If the 35–40 minutes it’ll take to read my essay about the reasons for and mechanisms of the cross of Christ is too verbose, Richard Beck, professor of Psychology at Abilene Christian University, has managed to encapsulate almost all of my answer in the just five short paragraphs that close this post.
The only fault I can find with his take isn’t really even a fault per se: He puts forward no explicit caveat that the forgiveness on offer is not human-to-human forgiveness but rather God-to-human only. I’m sure, however, Beck would agree with that if asked.
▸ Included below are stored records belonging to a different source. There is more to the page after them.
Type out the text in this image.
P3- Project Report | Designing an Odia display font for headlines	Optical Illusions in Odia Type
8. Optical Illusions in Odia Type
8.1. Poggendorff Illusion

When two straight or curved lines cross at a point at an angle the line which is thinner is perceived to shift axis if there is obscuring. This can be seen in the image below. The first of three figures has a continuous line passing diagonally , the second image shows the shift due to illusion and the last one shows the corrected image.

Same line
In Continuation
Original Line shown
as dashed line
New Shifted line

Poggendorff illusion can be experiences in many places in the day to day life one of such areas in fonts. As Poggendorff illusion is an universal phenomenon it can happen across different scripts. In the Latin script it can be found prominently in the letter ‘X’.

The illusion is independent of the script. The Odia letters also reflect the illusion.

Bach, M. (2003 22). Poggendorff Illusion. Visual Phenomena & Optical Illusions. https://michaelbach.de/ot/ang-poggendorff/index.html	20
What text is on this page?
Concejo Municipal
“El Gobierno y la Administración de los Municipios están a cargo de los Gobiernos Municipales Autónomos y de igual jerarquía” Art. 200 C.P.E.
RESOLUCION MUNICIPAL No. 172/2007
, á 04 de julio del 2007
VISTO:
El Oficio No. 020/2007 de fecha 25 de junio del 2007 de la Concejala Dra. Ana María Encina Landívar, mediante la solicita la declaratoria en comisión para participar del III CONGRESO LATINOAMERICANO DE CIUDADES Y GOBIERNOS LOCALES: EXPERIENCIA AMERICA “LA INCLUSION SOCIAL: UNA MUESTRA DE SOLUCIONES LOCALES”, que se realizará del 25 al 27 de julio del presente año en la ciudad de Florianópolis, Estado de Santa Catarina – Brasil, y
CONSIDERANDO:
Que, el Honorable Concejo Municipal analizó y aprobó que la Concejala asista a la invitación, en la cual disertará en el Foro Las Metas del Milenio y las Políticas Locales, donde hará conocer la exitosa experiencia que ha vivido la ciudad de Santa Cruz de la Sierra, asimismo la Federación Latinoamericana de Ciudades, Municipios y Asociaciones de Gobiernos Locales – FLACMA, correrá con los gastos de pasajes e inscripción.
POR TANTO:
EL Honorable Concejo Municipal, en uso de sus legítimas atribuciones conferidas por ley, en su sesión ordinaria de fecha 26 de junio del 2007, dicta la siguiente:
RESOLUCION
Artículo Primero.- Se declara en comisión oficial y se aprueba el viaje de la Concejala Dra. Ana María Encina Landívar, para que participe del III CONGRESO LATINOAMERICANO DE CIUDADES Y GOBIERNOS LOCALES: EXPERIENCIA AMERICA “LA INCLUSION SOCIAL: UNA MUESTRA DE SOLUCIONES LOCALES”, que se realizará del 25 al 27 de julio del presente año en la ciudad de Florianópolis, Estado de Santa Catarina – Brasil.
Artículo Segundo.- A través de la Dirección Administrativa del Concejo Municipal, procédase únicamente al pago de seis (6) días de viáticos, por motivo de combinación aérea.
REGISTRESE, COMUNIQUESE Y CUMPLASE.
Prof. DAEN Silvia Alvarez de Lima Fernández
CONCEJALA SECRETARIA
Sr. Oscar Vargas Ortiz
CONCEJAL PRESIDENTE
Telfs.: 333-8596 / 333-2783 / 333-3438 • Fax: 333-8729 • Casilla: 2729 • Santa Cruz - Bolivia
I suppose also don’t agree with some of the ontology and hamartiology he puts forward in the posts leading up to the one I’m recommending.
But still, “A Theology of Everything: Part 7, Love Made Visible Within History” is well worth your four minutes.
Lord, help me to distinguish righteousness from scruples.
You have heard it said, “Hate has no home here.” But I say to you, make a home for hate your heart. Hate heartily that which is hateful, including, yes, hate itself of any human being.
This is, I admit, merely a prescriptivist’s kvetch, since at some point somebody certainly did sneak a definition into the word “hate” that appears to mean “hostility and aversion based on category of human, such as skin color or sexuality.” But this new definition must not be permitted to elbow out its very useful precursor, that is, simply, “intense or passionate dislike.” Hate, defined as such, is, like trust and guilt, a very good thing—a virtue, even—when its is justly pointed. (I don’t need to point out the same about love, although the inverse is worth saying: Love is a very bad thing when it is unjustly pointed.) And there are plenty of things good and right to hate: ecocide, betrayal, unjustified violence, selfishness, and so on.